1. Introduction
High-speed railways have become a crucial mode of transportation in modern society, offering advantages such as time efficiency and convenience for passengers. The stability and safety of high-speed trains are paramount, considering their high-speed nature. The suspension system plays a pivotal role in maintaining this stability, consisting of key components like coil springs, air springs, and hydraulic dampers. Any malfunction in these components poses a potential threat to the safe operation of the train and the wellbeing of passengers. Therefore, monitoring the health of critical components in the suspension system of high-speed trains holds significant importance [
1]. Ensuring the continuous and accurate diagnosis of faults in these components is essential for maintaining the safety and reliability of high-speed train operations.
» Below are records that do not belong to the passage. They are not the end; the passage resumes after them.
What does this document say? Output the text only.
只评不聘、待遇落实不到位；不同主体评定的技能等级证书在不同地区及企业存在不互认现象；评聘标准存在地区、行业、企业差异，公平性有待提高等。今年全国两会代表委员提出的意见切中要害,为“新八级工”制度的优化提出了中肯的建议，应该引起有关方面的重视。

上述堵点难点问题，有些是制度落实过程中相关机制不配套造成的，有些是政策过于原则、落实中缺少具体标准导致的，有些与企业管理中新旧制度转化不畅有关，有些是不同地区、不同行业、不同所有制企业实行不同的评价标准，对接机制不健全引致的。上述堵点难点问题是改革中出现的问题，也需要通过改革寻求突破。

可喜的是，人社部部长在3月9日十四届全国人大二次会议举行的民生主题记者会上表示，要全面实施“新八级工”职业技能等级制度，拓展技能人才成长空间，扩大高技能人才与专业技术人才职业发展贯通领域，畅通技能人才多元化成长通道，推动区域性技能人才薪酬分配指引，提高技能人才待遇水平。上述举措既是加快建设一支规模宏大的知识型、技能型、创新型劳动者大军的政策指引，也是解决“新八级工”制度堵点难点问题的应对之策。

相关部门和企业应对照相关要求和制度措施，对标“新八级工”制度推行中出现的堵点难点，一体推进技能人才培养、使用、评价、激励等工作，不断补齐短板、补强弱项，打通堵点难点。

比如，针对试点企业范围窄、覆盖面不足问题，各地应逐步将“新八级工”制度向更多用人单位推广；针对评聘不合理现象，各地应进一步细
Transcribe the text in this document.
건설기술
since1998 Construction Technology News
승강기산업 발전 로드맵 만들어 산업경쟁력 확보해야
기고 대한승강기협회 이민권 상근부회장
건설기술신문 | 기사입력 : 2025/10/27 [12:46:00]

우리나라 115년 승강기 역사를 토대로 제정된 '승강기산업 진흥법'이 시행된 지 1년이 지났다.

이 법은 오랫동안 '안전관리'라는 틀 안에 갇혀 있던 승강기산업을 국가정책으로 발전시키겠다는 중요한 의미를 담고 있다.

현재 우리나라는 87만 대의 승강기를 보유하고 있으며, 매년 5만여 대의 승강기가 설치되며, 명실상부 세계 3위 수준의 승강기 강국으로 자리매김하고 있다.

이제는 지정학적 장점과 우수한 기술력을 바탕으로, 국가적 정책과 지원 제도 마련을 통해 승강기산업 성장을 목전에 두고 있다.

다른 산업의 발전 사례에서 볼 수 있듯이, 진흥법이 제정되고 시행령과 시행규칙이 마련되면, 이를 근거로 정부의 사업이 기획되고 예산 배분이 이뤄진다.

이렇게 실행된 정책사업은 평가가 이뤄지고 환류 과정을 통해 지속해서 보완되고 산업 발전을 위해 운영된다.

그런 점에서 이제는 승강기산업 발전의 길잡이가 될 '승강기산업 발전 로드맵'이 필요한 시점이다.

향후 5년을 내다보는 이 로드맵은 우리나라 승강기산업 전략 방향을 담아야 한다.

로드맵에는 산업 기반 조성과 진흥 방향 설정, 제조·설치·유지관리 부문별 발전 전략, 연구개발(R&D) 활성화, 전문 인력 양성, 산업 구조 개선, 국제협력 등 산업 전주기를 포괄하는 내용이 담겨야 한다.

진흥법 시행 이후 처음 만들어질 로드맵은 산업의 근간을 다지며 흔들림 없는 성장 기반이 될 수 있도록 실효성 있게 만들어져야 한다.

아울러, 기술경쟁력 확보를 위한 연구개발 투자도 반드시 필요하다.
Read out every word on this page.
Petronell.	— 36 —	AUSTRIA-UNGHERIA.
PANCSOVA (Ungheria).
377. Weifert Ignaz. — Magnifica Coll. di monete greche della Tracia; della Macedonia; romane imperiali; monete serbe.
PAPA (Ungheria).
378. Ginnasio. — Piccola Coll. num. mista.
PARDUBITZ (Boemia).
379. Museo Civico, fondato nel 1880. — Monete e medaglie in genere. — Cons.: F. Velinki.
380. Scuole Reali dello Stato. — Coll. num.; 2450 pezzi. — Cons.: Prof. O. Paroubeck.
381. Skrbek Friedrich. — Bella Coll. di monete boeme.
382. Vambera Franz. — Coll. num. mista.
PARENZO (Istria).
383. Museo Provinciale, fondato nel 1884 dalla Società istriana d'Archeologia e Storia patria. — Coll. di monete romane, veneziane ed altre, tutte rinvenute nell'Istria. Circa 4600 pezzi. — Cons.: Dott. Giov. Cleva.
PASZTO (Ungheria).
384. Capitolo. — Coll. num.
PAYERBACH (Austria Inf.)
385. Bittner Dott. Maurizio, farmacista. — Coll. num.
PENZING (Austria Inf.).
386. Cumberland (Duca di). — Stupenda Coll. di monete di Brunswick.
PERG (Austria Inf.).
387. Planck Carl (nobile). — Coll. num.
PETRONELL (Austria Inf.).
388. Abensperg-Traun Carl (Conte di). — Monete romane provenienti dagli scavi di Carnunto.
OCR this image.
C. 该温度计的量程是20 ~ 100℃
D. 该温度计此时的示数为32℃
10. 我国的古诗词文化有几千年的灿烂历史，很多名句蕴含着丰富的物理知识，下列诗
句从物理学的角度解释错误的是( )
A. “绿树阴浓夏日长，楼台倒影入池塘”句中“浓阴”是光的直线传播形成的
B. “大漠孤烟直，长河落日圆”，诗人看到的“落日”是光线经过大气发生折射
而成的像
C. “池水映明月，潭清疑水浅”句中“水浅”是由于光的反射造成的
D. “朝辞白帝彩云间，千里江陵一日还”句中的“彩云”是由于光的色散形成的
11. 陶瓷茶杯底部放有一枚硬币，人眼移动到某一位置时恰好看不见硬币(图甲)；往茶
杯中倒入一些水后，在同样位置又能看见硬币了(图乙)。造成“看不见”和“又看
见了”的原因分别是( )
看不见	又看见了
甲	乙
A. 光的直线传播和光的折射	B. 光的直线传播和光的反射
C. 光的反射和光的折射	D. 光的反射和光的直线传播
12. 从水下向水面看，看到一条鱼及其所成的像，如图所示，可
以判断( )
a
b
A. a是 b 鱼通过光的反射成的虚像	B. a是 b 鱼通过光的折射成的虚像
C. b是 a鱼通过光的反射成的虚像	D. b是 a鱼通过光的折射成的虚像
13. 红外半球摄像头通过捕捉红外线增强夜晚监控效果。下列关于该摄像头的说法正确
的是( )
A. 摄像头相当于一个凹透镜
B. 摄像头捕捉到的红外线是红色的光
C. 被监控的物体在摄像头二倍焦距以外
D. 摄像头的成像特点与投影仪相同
Various methodologies exist for diagnosing faults in high-speed train components, encompassing expert knowledge-based, model-based, and data-driven approaches [
2,
3]. Among these, deep learning, a subset of data-driven techniques, has gained prominence for its capabilities in extracting intricate features from data [
4,
5]. Noteworthy architectures such as stacked autoencoders, deep belief networks, and convolutional neural networks are commonly employed in fault diagnosis. These models serve either as feature extractors or as end-to-end structures, showcasing advantages in adaptive feature extraction and comprehensive fault analysis [
6,
7]. Recent studies have explored fault diagnosis methods for high-speed train components, including traction systems [
5], running gears [
8], bogies [
9], and yaw dampers [
10]. Additionally, hybrid models integrating physical and data-driven approaches have been proposed for fault detection in axle bearings [
11]. Despite their successes, these approaches face challenges, particularly in the need for substantial labeled data. The limited availability of fault samples poses a significant constraint on the practical application of deep learning models for fault diagnosis in high-speed train components. Overcoming this limitation and effectively handling the scarcity of labeled data remain critical aspects for further advancing the field of high-speed train fault diagnosis.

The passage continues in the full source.